How do I avoid and solve this warning?
I know it’s a long code sample, but I included dummy test example which you can run if you call python command on it (TF2.0 required). I tried debugging this thing and seeing where are my holes and it has been an ongoing struggle to understand it, but no results so far.

You can use:

        optimizer.apply_gradients([
          (grad, var) 
          for (grad, var) in zip(gradients, variables) 
          if grad is not None
        ])

To me your solution seems like a way to avoid warnings appearing, but not a solution why does this happen, and why specific parameters are not updated?

I supposed you want just to suppress the warning.

Do you have tried with:

    @tf.function        
    def call(self, z_o_prev, z_r_prev):

I see there are no more warnings, but I do not understand how it happens? Will it update my model now according to the loss function and update those 4 previously warned on parameters, or just skip them fully?
According to tf documentation, it only speeds up my model, which does not mean parameters I want to be updated are updated anymore.
I repeat, I want parameters mentioned in Warning to actually be updated, but I don’t see what am I missing?

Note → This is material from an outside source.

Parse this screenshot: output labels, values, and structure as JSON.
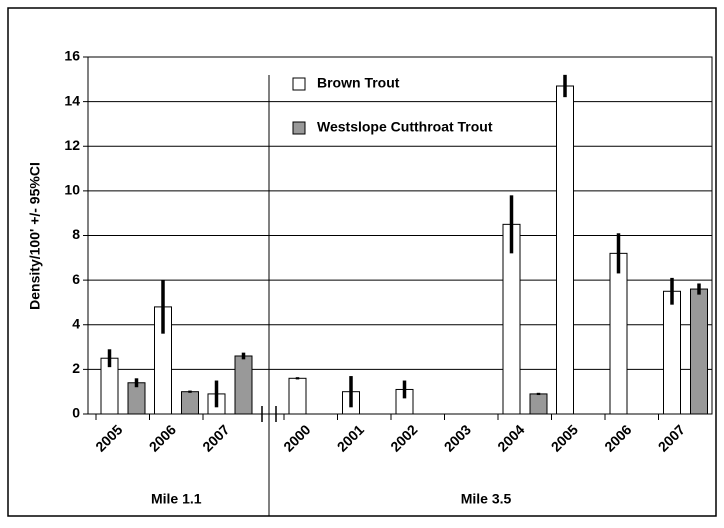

Ok I made a mistake, didn’t realize that nonupdated weights are actually weights related to relationship_nodes from line 201 and are from the last update iteration (2nd) in the loop of model Scene_GCNN, so since they are not used as the output in line 209, they won’t be updated as they are not even needed. Thank you Stefano for trying to help me, at least I realized that I made a different kind of mistake.

I would close this question.